Copper supply, once again, is turning out to be a lot less resilient than expected.

Although most analysts are almost universally bullish on copper’s medium-term prospects thanks to the metal’s core role in the energy transition story, the shorter-term outlook was significantly different owing to an expected surge in mine supply this year and next.

However, the prospect of near-term surplus is fading fast.

The first warning sign was the low treatment charges negotiated between Chinese smelters and miners for next year’s deliveries.

Chinese smelters were hoping at the very least to roll over this year’s terms of $88 a ton and 8.8 cents per pound for converting concentrates to refined metal, but they have accepted a reduction to $80 and 8.0 cents respectively for 2024.

The first such drop in three years signalled a mutual admission that the raw materials market wasn’t going to be as well supplied as expected.

Closure and downgrades

It seems to have been a good call. Within days of the benchmark smelter terms being agreed, one major mine has been forced to close while two big producers have downgraded their production guidance.

The Panama government ordered the closure of First Quantum’s Cobre Panama mine this month after the country’s top court ruled that the company’s mining licence was unconstitutional.

The mine entered production in 2019 and generated 350,000 tons of contained copper last year, meaning its loss is a big hit to global supply.

Both Anglo American and Brazil’s Vale, meanwhile, have lowered production guidance for 2024 and 2025.

Anglo has reduced its guidance by 180,000-210,000 tons next year and by 150,000-180,000 tons in 2025, citing geological problems at its Quellaveco mine in Peru and a planned temporary closure of a processing plant at Los Bronces in Chile.
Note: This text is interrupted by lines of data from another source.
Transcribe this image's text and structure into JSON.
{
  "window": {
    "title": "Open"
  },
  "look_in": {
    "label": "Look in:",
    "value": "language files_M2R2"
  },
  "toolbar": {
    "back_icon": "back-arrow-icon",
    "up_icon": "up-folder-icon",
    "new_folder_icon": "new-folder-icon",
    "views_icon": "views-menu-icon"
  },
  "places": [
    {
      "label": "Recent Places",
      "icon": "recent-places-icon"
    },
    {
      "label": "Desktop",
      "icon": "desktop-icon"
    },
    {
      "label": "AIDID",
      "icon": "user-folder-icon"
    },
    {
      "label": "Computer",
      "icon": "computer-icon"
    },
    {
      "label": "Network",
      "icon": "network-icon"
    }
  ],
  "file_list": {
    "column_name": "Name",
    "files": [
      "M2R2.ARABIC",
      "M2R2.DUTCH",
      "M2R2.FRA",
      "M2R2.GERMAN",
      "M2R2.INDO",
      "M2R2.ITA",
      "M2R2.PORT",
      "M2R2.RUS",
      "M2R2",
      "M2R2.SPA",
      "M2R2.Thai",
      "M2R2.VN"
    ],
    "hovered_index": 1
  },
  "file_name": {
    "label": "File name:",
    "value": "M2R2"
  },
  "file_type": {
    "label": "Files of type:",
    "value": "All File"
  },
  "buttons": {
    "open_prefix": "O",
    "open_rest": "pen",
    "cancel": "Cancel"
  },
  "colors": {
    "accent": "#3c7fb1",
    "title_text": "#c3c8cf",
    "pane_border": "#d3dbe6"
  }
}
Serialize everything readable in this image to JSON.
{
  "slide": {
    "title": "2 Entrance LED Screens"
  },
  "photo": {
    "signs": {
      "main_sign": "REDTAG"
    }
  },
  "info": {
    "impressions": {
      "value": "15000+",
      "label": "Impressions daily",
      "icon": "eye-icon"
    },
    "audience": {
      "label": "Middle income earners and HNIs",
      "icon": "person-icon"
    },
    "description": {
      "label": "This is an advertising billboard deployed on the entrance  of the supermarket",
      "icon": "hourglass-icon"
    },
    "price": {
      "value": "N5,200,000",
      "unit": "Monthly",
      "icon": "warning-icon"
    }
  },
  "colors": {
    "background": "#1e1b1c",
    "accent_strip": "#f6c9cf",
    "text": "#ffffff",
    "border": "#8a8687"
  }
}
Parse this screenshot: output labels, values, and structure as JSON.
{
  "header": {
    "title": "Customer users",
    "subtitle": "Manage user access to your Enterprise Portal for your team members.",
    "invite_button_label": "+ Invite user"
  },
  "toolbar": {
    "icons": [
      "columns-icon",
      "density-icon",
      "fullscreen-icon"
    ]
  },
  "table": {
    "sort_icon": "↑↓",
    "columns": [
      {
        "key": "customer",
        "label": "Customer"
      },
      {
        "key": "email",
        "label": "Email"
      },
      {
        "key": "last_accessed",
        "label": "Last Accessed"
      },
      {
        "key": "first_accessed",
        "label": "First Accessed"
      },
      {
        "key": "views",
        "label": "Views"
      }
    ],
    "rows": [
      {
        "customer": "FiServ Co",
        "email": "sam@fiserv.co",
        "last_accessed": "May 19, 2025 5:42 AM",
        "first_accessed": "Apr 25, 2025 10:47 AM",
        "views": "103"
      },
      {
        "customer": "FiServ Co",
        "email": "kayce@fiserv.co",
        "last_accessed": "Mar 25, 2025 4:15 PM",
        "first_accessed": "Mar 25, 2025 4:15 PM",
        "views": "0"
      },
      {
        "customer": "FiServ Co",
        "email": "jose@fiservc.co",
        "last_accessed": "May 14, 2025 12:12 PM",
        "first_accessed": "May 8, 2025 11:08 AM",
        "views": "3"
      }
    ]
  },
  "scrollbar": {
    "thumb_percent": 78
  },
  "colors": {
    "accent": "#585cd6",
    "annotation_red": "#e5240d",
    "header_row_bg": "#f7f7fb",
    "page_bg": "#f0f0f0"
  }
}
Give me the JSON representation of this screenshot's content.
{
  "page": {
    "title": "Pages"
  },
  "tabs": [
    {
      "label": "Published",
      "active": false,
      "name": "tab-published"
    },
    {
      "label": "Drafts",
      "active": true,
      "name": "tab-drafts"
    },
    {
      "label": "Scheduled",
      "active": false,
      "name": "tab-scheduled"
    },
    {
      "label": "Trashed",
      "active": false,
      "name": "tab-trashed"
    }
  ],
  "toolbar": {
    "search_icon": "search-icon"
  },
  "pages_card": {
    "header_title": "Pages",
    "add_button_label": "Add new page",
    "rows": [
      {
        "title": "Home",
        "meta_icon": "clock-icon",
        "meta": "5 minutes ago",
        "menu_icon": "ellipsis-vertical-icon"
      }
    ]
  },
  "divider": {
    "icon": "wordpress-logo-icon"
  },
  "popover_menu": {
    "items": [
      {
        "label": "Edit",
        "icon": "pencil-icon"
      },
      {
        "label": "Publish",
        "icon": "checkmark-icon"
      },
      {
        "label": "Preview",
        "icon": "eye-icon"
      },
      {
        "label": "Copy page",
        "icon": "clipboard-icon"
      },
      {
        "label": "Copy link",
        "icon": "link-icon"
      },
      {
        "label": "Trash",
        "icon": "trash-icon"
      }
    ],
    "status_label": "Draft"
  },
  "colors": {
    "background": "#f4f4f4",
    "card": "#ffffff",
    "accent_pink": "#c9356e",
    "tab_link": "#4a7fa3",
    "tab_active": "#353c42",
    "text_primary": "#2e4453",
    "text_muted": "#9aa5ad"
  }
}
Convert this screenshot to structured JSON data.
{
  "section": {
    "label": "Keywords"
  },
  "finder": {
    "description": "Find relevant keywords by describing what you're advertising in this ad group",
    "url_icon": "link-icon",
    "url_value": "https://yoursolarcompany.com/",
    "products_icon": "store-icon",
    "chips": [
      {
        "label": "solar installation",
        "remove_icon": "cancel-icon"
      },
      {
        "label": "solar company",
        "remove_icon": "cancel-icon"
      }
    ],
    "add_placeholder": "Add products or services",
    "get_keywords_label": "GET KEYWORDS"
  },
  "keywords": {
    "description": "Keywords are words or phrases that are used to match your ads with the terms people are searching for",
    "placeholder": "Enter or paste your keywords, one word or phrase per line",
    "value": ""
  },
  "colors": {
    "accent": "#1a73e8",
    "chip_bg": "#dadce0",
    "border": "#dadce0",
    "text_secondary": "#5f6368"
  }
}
Vale’s updated guidance was less dramatic but sufficient for analysts at Macquarie Bank to take a cumulative 100,000 tons off their mine supply forecasts through 2026.

They are not alone in going back to their supply calculations.

A pretty hard consensus that copper was heading for a period of supply-demand surplus both in 2024 and in 2025 is rapidly unravelling.

The newly emerging consensus is that the concentrates market will at best be balanced and possibly in deficit next year with flow-through implications for the refined market.

Investors are not yet persuaded to go long on copper. LME spreads, currently in wide contango, suggest there is no immediate shortage of copper.

But copper’s shifting statistical landscape has persuaded many financial players there’s little point in expecting copper to break lower any time soon.

(The opinions expressed here are those of the author, Andy Home, a columnist for Reuters.)